In 1947, Hughes began a travelling dispensary to make weekly visits to marketplaces around Shillong to distribute medical care and health education, which he would do for 20 years. He used this time to survey the health of the villages, and turned his attention towards maternal and infant health. Hughes developed midwifery training for local women and a maternity unit in the Mission Hospital to improve health. He also became involved in advocacy, joining different social, medical, nursing, and welfare organisations with the goal of improving local health. Hughes worked at the Welsh Mission Hospital until 1969, when he and Nancy returned to Wales.

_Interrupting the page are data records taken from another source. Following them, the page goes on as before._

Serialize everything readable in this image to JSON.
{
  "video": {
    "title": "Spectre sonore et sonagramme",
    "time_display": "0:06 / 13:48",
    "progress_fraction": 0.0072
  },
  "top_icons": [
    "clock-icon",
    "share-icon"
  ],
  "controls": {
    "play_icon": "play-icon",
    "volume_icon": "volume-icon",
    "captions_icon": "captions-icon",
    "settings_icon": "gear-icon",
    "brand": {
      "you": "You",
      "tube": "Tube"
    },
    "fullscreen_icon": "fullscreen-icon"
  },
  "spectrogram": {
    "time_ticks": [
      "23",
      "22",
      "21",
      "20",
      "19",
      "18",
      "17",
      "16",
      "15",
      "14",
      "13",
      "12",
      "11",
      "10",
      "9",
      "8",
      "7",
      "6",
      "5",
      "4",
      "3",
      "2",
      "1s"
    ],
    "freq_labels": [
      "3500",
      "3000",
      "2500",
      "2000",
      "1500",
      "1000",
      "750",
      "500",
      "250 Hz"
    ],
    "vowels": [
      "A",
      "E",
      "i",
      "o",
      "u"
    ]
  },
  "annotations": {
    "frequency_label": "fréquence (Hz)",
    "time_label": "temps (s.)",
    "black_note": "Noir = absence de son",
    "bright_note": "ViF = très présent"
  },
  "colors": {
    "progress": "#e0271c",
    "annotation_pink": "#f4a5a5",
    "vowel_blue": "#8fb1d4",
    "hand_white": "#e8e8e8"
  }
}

==Religious involvement in the Welsh Presbyterian Church==
While in India in 1944, Hughes was elected an elder in the Shillong branch of the Presbyterian Church, with his main responsibility being religious education. When he began his travelling dispensary in 1947, Hughes intended to deliver medical care as well as evangelical sermons.
In 1971, Hughes was elected an elder by the Presbyterian Church in Liverpool, and was elected Moderator of the Presbyterian Church of Wales in 1992. In 1991, the Hughes returned to Shillong to celebrate the 150th anniversary of the arrival of Welsh Presbyterian missionary involvement in northeastern India.

==Legacy==
Hughes is known for performing several operations for the first time in India, such as the lower segment Caesarean section without antibiotics and vagus nerve resection process to alleviate pain from peptic ulcers. He also introduced ether to northeastern Indian hospitals as a form of general anaesthesia, recognised and began treating rickets in the Khasi infant population, and developed India-specific treatments for kwashiorkor, a protein calorie deficiency disorder. Under Hughes' direction, the Welsh Mission Hospital in 1942 employed more nurses and staff than the rest of the hospitals in Assam combined, as well as performed more surgeries. Hughes began the first blood bank in Shillong to meet the medical needs of his patients. As a result of these achievements, Hughes is known by many as the "Schweitzer of Assam." Hughes died Saturday, 1 June 1996, at the Cardiothoracic Hospital in Liverpool.